Fast forward to 1992 and the highly controversial birth of the Premier League, which I promptly christened as the Greed Is Good League. Thought it's a virtual betrayal by the Football Association of its historical trust to hold the ring for each and every club, however humble. And it was more surprising that it was the then FA chief executive, Graham Kelly, called Kelly the Jelly, who did the deal, having previously and ironically been with the Football League, traditionally and even, sometimes, bitterly, at loggerheads with the Football Association. So, after the hugely lucrative TV deal with BSKY, the bigger clubs cast the lesser ones into outer darkness and it's abysmally hard for so many of them to flourish and sometimes even survive.

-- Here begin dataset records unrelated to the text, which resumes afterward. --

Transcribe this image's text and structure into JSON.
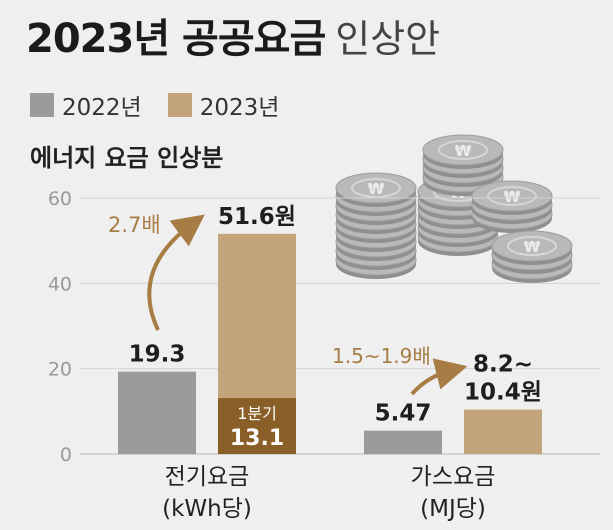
{
  "title": {
    "main": "2023년 공공요금",
    "sub": "인상안"
  },
  "legend": [
    {
      "label": "2022년",
      "color": "#9b9b9b"
    },
    {
      "label": "2023년",
      "color": "#c4a47a"
    }
  ],
  "subtitle": "에너지 요금 인상분",
  "colors": {
    "y2022": "#9b9b9b",
    "y2023": "#c4a47a",
    "q1": "#8a5f27",
    "arrow": "#a77d45",
    "coin": "#b9b9b9"
  },
  "chart_data": {
    "type": "bar",
    "title": "에너지 요금 인상분",
    "ylim": [
      0,
      60
    ],
    "yticks": [
      "0",
      "20",
      "40",
      "60"
    ],
    "grid": true,
    "legend_position": "top-left",
    "categories": [
      {
        "line1": "전기요금",
        "line2": "(kWh당)"
      },
      {
        "line1": "가스요금",
        "line2": "(MJ당)"
      }
    ],
    "series": [
      {
        "name": "2022년",
        "values": [
          19.3,
          5.47
        ],
        "labels": [
          "19.3",
          "5.47"
        ]
      },
      {
        "name": "2023년",
        "values": [
          51.6,
          10.4
        ],
        "labels": [
          "51.6원",
          "8.2~\n10.4원"
        ]
      }
    ],
    "q1_segment": {
      "category_index": 0,
      "value": 13.1,
      "label_top": "1분기",
      "label_value": "13.1"
    },
    "ratio_annotations": [
      "2.7배",
      "1.5~1.9배"
    ]
  }
}
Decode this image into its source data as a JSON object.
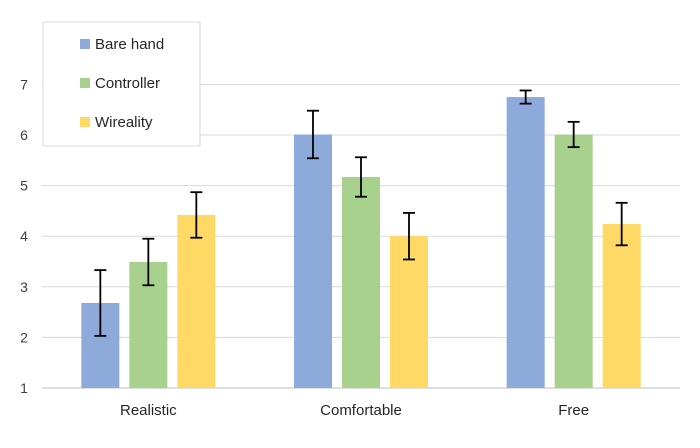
{
  "chart_data": {
    "type": "bar",
    "title": "",
    "xlabel": "",
    "ylabel": "",
    "ylim": [
      1,
      7
    ],
    "ytick_step": 1,
    "grid": true,
    "legend_position": "top-left",
    "categories": [
      "Realistic",
      "Comfortable",
      "Free"
    ],
    "series": [
      {
        "name": "Bare hand",
        "color": "#8eaadb",
        "values": [
          2.68,
          6.01,
          6.75
        ],
        "errors": [
          0.65,
          0.47,
          0.13
        ]
      },
      {
        "name": "Controller",
        "color": "#a9d18e",
        "values": [
          3.49,
          5.17,
          6.01
        ],
        "errors": [
          0.46,
          0.39,
          0.25
        ]
      },
      {
        "name": "Wireality",
        "color": "#ffd966",
        "values": [
          4.42,
          4.0,
          4.24
        ],
        "errors": [
          0.45,
          0.46,
          0.42
        ]
      }
    ]
  }
}
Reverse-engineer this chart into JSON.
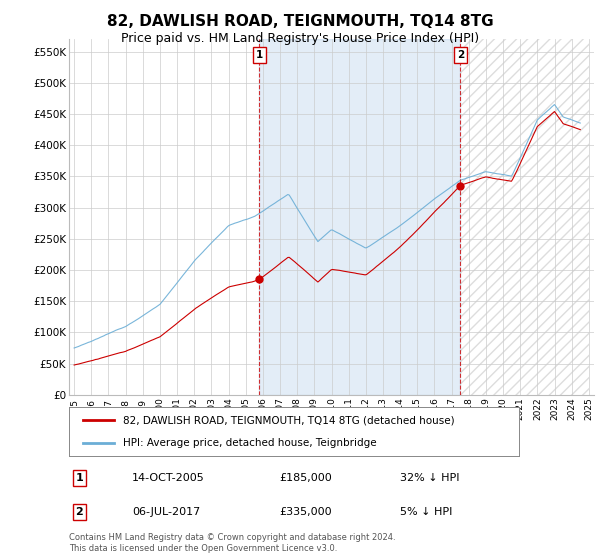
{
  "title": "82, DAWLISH ROAD, TEIGNMOUTH, TQ14 8TG",
  "subtitle": "Price paid vs. HM Land Registry's House Price Index (HPI)",
  "title_fontsize": 11,
  "subtitle_fontsize": 9,
  "ylabel_ticks": [
    "£0",
    "£50K",
    "£100K",
    "£150K",
    "£200K",
    "£250K",
    "£300K",
    "£350K",
    "£400K",
    "£450K",
    "£500K",
    "£550K"
  ],
  "ytick_vals": [
    0,
    50000,
    100000,
    150000,
    200000,
    250000,
    300000,
    350000,
    400000,
    450000,
    500000,
    550000
  ],
  "ylim": [
    0,
    570000
  ],
  "hpi_color": "#6baed6",
  "sold_color": "#cc0000",
  "dashed_line_color": "#cc0000",
  "background_color": "#ffffff",
  "grid_color": "#cccccc",
  "shade_color": "#ddeeff",
  "hatch_color": "#cccccc",
  "legend_label_sold": "82, DAWLISH ROAD, TEIGNMOUTH, TQ14 8TG (detached house)",
  "legend_label_hpi": "HPI: Average price, detached house, Teignbridge",
  "transaction1_label": "1",
  "transaction1_date": "14-OCT-2005",
  "transaction1_price": "£185,000",
  "transaction1_pct": "32% ↓ HPI",
  "transaction2_label": "2",
  "transaction2_date": "06-JUL-2017",
  "transaction2_price": "£335,000",
  "transaction2_pct": "5% ↓ HPI",
  "footer": "Contains HM Land Registry data © Crown copyright and database right 2024.\nThis data is licensed under the Open Government Licence v3.0.",
  "marker1_year": 2005.79,
  "marker1_price": 185000,
  "marker2_year": 2017.51,
  "marker2_price": 335000,
  "xmin": 1995,
  "xmax": 2025
}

And the Premier League can be said, sometimes, to cut corners. Not in the erratic assessment of who are “fit and proper” owners. Richard Soudamore and his fellows blithely nodded when Thaksin Sinavatra came on the scene. But soon afterwards Sinavatra was forced out of Thailand, where he'd been President, accused of corruption and even, by Amnesty International of torture and murder.

Now, recently, we have the example of Carsos Yeung, who was allowed to buy Birmingham City but now faces trial in Hong Kong accused of money laundering running into millions, while the club itself is in the red for the sum of near GBP25 million! One fears for the excellent Chris Hughton, recently appointed.